Seite 3: Onimusha 3

Es hat sich ausgerendert!

Nach Snake und Sam Fisher prügeln sich nun auch die Onimusha-Recken in der freien Wildbahn. Screen: Playstation 2 Nach Snake und Sam Fisher prügeln sich nun auch die Onimusha-Recken in der freien Wildbahn. Screen: Playstation 2

Die zwei vorangegangenen Onimusha-Abenteuer setzten auf vorgerenderte Hintergründe und fest definierte Kameraperspektiven. Diese seit Resident Evil bewährte Technik war zwar ein Garant für opulente Optik, brachte aber in spielerischer Hinsicht einen großen Nachteil mit sich. Während der blitzschnellen Kämpfe passierte es immer wieder, dass der Spieler von einem Hintergrund in den nächsten rutschte. Eben diesen Punkt haben die Designer als ersten Posten auf ihrer »Dinge, die es zu verbessern gilt«-Liste abgehakt. Die starren Renderkulissen sind entgültig verschwunden; Onimusha 3 wird komplett in Echtzeit berechnet. Entgegen unserer Befürchtungen hat die grafische Darstellung von Onimusha 3 daran keinen Schaden genommen. Sämtliche Schauplätze sind sehr detailliert ausgearbeitet und wirken wie aus einem Guss. Wie akribisch die Designer dabei zu Werke gegangen sind, merkt man besonders an der Darstellung der Paris-Abschnitte. Bei der Kathedrale von Notre Dame stimmt von den gotischen Bögen der Fenster und Türen bis zur Säulengestaltung im Kirchenschiff einfach alles.
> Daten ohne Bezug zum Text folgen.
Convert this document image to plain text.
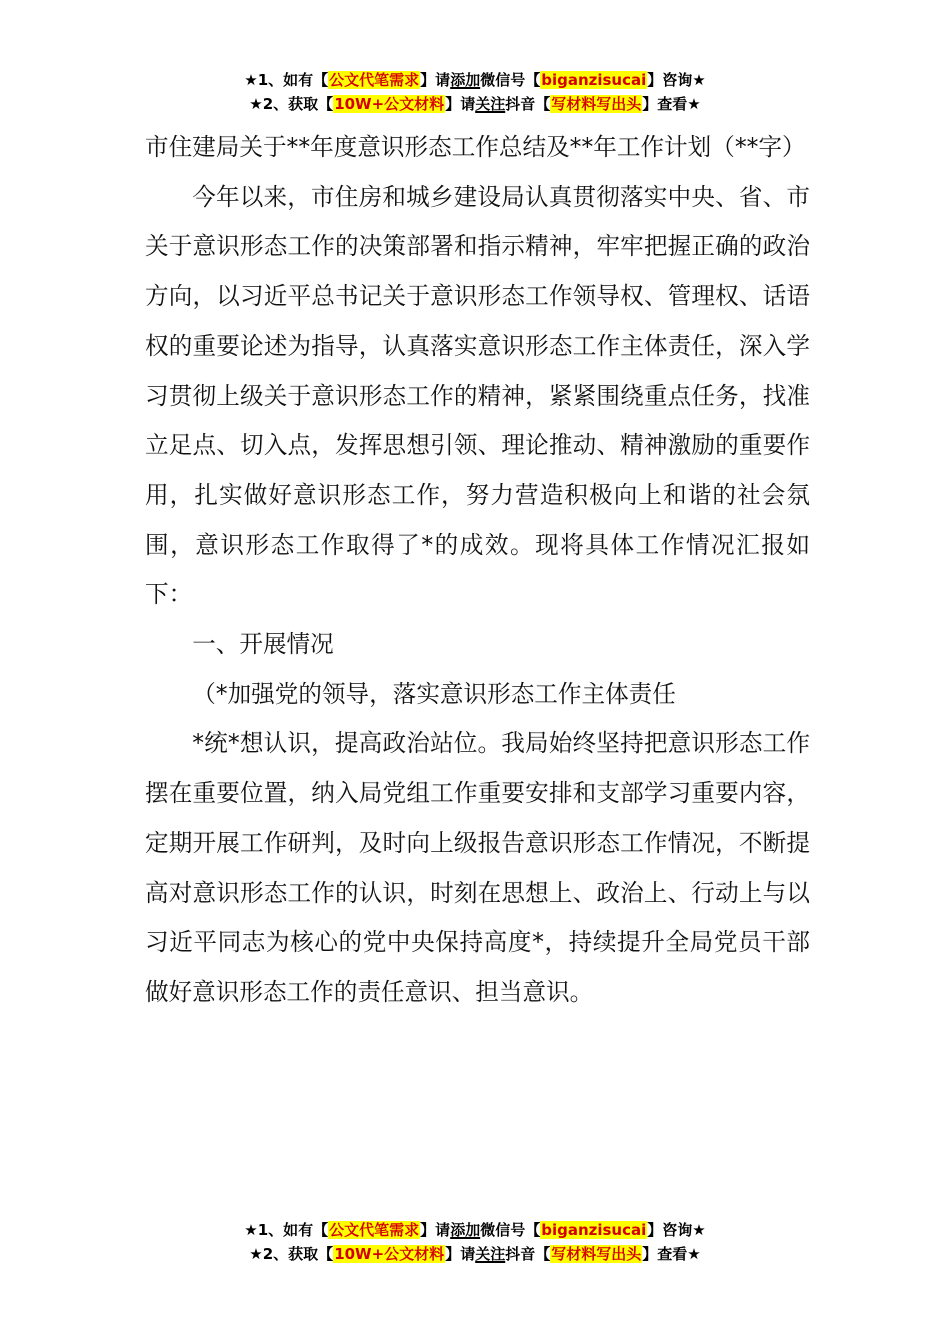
★1、如有【公文代笔需求】请添加微信号【biganzisucai】咨询★
★2、获取【10W+公文材料】请关注抖音【写材料写出头】查看★

市住建局关于**年度意识形态工作总结及**年工作计划（**字）

今年以来，市住房和城乡建设局认真贯彻落实中央、省、市关于意识形态工作的决策部署和指示精神，牢牢把握正确的政治方向，以习近平总书记关于意识形态工作领导权、管理权、话语权的重要论述为指导，认真落实意识形态工作主体责任，深入学习贯彻上级关于意识形态工作的精神，紧紧围绕重点任务，找准立足点、切入点，发挥思想引领、理论推动、精神激励的重要作用，扎实做好意识形态工作，努力营造积极向上和谐的社会氛围，意识形态工作取得了*的成效。现将具体工作情况汇报如下：

一、开展情况

（*加强党的领导，落实意识形态工作主体责任

*统*想认识，提高政治站位。我局始终坚持把意识形态工作摆在重要位置，纳入局党组工作重要安排和支部学习重要内容，定期开展工作研判，及时向上级报告意识形态工作情况，不断提高对意识形态工作的认识，时刻在思想上、政治上、行动上与以习近平同志为核心的党中央保持高度*，持续提升全局党员干部做好意识形态工作的责任意识、担当意识。

★1、如有【公文代笔需求】请添加微信号【biganzisucai】咨询★
★2、获取【10W+公文材料】请关注抖音【写材料写出头】查看★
Wer schon mal unter dem Triumphbogen durchmarschiert ist oder den Pariser Zoo besucht hat, wird mit Sicherheit ebenfalls einige Déja-vus erleben. Natürlich haben auch die anderen Schauplätze grafisch einiges zu bieten. So stapft Jacques durch ein Waldgebiet, besucht ein mittelalterliches Dorf und darf sogar mit einem Windjammer in See stechen. Damit ihr nicht das Gefühl bekommt, in einer menschenleeren Welt unterwegs zu sein, strotzen die Locations geradezu vor kleinen Details. In den Straßen eines Dorfes treibt der Wind Staubwolken vor sich her, eifrige Passanten gehen ihrer Arbeit nach, und Möwen kreischen am Himmel herum. Zusammen mit den schönen Lichteffekten und Reflektionen hauchen diese Kleinigkeiten der Welt von Onimusha 3 eine erstaunliche Lebendigkeit ein. Ähnlich wie bei Devil May Cry bewegt sich die Kamera bei Onimusha 3 auf festen Achsen. Je nach Spielabschnitt folgt euch die Kamera oder zeigt das Geschehen aus einer »Von Oben«-Perspektive. Leider hat die optische Pracht auch ihren Preis: Bei Kamerafahrten ist ein leichter Verwisch-Effekt sichtbar, stellenweise heftiges Kantenflimmern stört den ansonsten hervorragenden grafischen Gesamteindruck.